Members of Boston’s venture capital community, some of whom had attended the Boston Biotech Working Group dinners, responded by committing to diversifying the boards of companies where they held positions of power. Their pledge, which has been signed by Polaris Partners and F-Prime Capital, among others, aims to increase female representation on boards to 25 percent within the next two years.
Part of the conversation
While the reasons for the gender disparity in biotech entrepreneurship are multifaceted, this effort from the venture capitalists is important for addressing what Bhatia suspects is at least part of the reason for the missing companies.
The startup part of a new biotech company relies on relationships, connections, and having access to information and resources. Whom a professor knows may be more important than the quality or potential of their innovative technology when it comes to getting funding and support.

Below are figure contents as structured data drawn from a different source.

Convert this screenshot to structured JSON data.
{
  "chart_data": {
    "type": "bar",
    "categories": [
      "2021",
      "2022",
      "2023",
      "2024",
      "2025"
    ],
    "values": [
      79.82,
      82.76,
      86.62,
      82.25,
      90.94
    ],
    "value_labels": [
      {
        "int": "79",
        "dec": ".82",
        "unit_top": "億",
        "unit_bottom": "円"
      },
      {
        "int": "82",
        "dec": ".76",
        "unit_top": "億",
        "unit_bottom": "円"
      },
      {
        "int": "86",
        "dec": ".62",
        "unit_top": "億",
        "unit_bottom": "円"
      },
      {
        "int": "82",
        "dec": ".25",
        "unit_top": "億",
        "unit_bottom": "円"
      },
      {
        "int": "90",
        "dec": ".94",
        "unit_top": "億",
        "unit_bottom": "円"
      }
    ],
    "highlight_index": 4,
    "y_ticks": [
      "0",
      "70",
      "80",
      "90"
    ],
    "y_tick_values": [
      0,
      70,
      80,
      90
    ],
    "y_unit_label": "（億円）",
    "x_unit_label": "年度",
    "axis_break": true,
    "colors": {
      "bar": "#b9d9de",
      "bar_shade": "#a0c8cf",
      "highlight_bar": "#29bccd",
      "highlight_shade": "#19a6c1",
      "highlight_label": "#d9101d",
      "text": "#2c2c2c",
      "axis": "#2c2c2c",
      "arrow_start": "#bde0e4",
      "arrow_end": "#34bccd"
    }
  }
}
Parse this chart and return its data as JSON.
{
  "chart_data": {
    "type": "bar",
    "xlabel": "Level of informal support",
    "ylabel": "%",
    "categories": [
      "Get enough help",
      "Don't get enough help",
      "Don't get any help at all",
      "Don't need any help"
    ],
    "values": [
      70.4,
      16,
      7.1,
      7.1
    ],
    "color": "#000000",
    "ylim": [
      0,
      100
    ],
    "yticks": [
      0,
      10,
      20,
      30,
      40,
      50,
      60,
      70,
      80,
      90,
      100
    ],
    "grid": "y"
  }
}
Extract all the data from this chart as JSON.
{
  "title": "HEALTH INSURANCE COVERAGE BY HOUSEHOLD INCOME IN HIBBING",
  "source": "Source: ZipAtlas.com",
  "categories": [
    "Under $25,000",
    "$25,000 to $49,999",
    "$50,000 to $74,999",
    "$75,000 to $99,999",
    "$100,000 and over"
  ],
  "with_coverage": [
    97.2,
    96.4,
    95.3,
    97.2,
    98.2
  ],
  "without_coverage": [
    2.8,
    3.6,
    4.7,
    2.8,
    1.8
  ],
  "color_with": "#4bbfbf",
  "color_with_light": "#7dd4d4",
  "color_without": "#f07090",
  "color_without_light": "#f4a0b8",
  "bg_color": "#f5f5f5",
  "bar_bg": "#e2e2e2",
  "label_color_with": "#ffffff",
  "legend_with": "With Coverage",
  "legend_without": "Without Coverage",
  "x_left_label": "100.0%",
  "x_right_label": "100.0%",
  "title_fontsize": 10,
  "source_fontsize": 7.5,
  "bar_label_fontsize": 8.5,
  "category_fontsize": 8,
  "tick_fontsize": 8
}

“One hypothesis is that women are not part of the conversation, not part of the ecosystem,” says Bhatia. “They’re underrepresented on scientific advisory boards. They’re underrepresented in the boardroom. They have less connectivity to the venture capitalists and less access to capital.”
Future Founders represents an institutional effort to broaden “the conversation” to include the women who want to participate, by developing an inclusive culture that encourages and normalizes entrepreneurial pursuits for female faculty
Its first pilot is a boot camp series intended both “to demystify [startups], but also to motivate people about the impact that you can have through that path,” according to Bhatia. “Writing a publication is terrific, but if you’re dreaming of an impact in a different dimension … this can actually be a way forward.”
Bhatia says that Future Founders seems to have hit a nerve. Though it was only lightly promoted at the beginning of a pandemic-impacted semester, they’ve had 400 participants sign up for the online fireside chats. Because of the virtual platform, the organizers decided not to restrict access to the boot camp series. They were happy to see interest from students and postdocs as well as faculty.
“I think what we’re doing is planting seeds,” says Lodish. “Hopefully in the new year we’ll be able to cultivate some of them to grow by identifying specific women faculty and postdocs who want to take the next step in commercializing some of their ideas or their laboratory’s research”
He says topics will include technology licensing, patents, understanding venture capital, pitching, finding a CEO, and alternative funding options.
Since their “40 missing companies” discovery, Hockfield, Hopkins, and Bhatia have continued analyzing startup data and plan to soon report their findings, along with a perspective on how to move forward. They hope to publish their work as an article in the MIT Faculty Newsletter, a move that would have special historical significance.
In 1999, Hopkins collaborated with other MIT faculty to publish an article in the newsletter documenting pervasive gender discrimination against female faculty at MIT. It “went the ’90s version of viral,” said Bhatia, and led to MIT and other universities implementing policies to help correct institutional gender inequities.
“They fixed what they could within the walls,” said Bhatia. “They worked to transform the academy and now there’s this piece which has to do with the interface of the academy and the outside world, which is starting companies.”